Ruff, DFIR-IRIS, testing, continuous integration, methodology, refactoring techniques... We covered a lot of ground. One bead at a time on a rosary, one step at a time up a mountain, so it goes, methodically improving code, even while all around you, busy-ness rages, at a hectic pace. Even if your codebase is huge, the debt astronomical, there is a path. Even if you only have a 10 minutes window of opportunity, you can still do one commit in the right direction. As long as there is continuous integration, your progress will be locked. All you really need is a sense of direction. Coding rules, which, hopefully, are shared within your organization, embody this aesthetics.
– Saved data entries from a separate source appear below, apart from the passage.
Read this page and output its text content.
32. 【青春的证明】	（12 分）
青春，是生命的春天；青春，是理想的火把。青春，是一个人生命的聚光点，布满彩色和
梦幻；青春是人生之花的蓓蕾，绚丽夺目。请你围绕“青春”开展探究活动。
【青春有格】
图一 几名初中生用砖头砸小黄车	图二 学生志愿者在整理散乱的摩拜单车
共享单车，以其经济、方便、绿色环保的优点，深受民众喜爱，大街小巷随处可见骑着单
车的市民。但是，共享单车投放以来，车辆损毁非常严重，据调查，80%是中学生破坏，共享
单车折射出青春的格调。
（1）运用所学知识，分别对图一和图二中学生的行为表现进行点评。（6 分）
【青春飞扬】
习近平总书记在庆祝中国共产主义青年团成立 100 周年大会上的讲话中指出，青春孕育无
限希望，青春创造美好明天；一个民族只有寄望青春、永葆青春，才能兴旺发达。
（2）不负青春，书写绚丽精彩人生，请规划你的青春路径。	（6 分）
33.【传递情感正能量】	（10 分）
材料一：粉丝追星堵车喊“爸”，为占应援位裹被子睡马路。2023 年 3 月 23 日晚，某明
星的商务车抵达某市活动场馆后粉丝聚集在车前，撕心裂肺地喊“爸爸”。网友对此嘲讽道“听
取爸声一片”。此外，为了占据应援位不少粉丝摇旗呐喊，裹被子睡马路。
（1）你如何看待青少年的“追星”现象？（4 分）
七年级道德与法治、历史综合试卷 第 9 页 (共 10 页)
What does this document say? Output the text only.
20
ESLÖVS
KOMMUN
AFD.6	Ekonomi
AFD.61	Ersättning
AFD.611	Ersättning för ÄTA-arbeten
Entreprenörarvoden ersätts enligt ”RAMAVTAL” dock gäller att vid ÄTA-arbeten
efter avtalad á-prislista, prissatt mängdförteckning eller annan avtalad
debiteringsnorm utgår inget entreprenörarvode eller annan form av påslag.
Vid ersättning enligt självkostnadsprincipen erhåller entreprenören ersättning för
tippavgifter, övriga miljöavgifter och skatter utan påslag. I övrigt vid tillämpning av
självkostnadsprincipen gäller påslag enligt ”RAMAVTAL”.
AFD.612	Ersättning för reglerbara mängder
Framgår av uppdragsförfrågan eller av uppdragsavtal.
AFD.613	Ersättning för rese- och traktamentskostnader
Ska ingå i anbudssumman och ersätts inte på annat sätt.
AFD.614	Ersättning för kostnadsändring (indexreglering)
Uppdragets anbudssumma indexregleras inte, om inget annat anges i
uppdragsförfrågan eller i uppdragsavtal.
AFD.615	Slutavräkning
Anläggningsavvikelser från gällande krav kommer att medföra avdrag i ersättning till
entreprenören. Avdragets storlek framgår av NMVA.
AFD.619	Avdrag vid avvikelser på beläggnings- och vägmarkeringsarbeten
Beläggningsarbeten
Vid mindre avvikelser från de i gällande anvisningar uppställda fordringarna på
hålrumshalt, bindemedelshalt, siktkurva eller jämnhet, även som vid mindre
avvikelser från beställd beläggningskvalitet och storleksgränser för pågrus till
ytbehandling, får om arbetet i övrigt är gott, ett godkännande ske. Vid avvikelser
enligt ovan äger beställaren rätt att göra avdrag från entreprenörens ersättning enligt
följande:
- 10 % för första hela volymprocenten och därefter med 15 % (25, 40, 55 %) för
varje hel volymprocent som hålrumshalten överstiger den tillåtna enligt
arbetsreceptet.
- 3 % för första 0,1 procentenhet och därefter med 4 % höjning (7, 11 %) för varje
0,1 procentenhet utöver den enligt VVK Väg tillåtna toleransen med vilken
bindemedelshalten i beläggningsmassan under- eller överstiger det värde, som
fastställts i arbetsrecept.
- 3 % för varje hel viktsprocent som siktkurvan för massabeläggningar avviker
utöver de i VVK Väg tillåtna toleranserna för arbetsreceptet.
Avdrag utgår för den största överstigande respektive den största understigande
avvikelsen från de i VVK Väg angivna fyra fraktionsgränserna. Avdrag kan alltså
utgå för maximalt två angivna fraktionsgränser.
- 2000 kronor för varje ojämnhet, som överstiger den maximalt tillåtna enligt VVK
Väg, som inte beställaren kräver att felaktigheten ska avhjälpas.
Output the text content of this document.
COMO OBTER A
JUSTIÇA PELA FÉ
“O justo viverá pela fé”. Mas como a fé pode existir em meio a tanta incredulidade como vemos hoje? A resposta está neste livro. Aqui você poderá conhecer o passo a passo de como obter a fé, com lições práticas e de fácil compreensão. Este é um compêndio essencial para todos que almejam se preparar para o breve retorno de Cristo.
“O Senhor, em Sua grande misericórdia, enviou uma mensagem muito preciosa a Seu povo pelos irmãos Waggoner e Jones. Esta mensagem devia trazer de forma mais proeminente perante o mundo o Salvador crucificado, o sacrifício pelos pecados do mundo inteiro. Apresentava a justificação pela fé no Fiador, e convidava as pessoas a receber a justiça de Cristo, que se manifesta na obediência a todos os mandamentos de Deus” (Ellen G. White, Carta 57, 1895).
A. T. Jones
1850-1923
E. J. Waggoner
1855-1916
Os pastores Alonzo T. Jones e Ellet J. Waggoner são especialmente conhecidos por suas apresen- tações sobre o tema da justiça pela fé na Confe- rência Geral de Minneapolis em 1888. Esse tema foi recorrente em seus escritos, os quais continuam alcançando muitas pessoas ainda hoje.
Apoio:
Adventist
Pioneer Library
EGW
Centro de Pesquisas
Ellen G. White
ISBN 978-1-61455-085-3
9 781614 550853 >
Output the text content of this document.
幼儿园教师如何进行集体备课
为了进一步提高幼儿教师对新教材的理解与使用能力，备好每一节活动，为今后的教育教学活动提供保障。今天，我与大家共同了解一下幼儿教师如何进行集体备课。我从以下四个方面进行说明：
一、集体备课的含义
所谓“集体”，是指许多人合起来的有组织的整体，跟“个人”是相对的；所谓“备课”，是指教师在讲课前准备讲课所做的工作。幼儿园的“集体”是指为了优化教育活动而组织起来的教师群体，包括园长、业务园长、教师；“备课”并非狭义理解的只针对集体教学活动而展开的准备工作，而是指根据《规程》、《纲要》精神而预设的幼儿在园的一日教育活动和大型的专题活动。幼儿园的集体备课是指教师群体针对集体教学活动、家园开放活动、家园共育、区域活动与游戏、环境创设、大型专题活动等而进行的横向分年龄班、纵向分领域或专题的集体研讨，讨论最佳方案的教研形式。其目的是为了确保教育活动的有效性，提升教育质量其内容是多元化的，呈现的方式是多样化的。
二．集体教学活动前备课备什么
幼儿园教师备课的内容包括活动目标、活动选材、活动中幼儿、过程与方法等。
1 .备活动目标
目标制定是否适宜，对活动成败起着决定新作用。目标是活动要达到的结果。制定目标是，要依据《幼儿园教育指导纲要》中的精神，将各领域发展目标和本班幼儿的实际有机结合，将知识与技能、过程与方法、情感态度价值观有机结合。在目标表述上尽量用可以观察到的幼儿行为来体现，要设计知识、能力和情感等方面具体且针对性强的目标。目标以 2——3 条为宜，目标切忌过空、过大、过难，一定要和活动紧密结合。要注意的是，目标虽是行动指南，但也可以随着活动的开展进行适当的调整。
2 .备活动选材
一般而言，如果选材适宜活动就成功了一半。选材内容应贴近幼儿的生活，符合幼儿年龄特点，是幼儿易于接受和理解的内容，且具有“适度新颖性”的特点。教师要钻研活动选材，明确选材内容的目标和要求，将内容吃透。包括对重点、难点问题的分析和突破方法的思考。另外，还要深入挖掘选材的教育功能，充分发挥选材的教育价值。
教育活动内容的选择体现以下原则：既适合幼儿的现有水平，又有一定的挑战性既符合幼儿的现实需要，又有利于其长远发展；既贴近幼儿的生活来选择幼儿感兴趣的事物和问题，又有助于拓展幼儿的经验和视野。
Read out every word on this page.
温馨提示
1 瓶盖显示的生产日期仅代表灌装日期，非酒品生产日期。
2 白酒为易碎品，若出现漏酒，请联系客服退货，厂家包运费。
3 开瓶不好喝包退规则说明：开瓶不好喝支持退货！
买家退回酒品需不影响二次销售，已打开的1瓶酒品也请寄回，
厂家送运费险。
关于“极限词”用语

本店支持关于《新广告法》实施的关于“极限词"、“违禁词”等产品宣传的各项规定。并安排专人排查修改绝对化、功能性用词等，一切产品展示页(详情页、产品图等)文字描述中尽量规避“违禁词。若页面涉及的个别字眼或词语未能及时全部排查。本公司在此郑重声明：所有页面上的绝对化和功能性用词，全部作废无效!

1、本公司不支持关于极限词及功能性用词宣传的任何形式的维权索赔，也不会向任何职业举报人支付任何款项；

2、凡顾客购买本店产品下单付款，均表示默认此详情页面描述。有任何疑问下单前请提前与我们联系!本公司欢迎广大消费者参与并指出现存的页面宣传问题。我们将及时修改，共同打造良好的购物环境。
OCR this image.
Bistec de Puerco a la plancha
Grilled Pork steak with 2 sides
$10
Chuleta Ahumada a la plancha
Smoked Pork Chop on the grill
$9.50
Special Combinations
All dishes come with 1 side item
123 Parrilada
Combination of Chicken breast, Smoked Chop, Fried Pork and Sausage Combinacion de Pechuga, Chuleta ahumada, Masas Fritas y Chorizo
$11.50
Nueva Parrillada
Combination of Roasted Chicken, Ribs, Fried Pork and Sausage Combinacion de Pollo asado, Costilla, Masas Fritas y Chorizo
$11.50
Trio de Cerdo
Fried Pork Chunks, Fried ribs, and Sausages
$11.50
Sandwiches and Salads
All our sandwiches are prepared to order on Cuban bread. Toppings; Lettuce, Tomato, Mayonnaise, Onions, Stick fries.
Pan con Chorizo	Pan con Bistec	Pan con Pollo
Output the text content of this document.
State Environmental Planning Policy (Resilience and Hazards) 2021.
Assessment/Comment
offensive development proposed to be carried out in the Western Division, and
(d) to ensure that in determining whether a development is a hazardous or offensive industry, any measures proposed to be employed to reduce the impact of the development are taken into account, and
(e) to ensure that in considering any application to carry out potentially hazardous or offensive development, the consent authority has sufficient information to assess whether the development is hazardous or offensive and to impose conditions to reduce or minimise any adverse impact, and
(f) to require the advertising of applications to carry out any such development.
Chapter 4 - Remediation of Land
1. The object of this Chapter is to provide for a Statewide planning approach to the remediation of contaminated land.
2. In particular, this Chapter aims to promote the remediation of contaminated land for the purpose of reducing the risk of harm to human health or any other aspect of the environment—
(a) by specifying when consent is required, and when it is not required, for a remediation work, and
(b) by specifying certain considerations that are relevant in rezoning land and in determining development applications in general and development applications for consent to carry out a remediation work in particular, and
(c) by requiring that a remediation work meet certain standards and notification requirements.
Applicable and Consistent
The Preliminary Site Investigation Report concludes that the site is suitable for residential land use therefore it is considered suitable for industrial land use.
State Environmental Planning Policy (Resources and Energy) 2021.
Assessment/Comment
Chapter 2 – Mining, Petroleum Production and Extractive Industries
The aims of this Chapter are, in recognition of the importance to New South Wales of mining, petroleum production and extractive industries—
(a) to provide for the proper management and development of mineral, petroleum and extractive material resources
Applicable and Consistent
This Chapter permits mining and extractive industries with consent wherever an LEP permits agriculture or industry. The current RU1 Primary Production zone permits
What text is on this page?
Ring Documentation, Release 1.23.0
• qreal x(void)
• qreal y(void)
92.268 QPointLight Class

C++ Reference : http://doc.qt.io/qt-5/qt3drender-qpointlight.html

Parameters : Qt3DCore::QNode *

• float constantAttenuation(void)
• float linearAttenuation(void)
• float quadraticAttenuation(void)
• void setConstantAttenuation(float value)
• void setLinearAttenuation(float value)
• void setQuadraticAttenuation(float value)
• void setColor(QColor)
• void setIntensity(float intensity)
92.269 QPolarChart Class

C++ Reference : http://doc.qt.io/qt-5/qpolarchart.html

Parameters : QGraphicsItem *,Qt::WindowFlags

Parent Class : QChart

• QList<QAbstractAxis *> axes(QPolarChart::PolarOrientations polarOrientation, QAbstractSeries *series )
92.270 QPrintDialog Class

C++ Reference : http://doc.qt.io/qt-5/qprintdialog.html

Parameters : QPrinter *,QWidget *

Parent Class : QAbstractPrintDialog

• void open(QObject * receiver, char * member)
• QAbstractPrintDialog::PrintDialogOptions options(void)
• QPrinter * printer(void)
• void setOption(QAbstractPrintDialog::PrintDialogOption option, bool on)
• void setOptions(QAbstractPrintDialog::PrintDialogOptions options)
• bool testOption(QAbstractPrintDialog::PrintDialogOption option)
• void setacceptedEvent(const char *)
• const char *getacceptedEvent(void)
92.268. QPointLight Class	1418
Walking you through this code refactoring session, was the opportunity to showcase some of the principles, that we try to apply at Airbus Defence and Space Cyber:

low hanging fruits: go for the easiest tasks first
perform small steps, small commits
lock progress with automatic feedback in continuous integration
practice the red/green/refactor philosophy (not only with test: ensure any check serves it purposes by having it fail the first time)
if you break some behaviour, add some automatic test at the adequate level: unit, component, end-to-end
do not commit third party source code
keep trace of all dependencies and versions
apply third party security updates
when short of time, take delayed actions: create issues
use a modern IDE
move complexity left, by doing things the earliest possible: at build time rather than at installation/update time, rather than at startup time, rather than at runtime
separate responsibilities (according to your architecture)
DRY: avoid and eliminate code duplication
remove dead code
prefer composition over inheritance (strategy pattern)
normalize data
do not access symbols marked as private (prefixed with _) from outside their definition scope
avoid global instructions
avoid the ternary operator, prefer to extract methods
avoid the definition of getters and setters via @property annotation
unless for the public API of a library, prefer empty __init__ files
avoid wildcard imports
avoid import cycles
avoid imports in the middle of a file

There is a lot of software out in the world, eagerly waiting to be exploited. I certainly hope more effort would go towards simplifying, removing code, than just adding features. That’s why I am transparently sharing all the steps of this craft. Improve your code quality, 10 minutes at a time!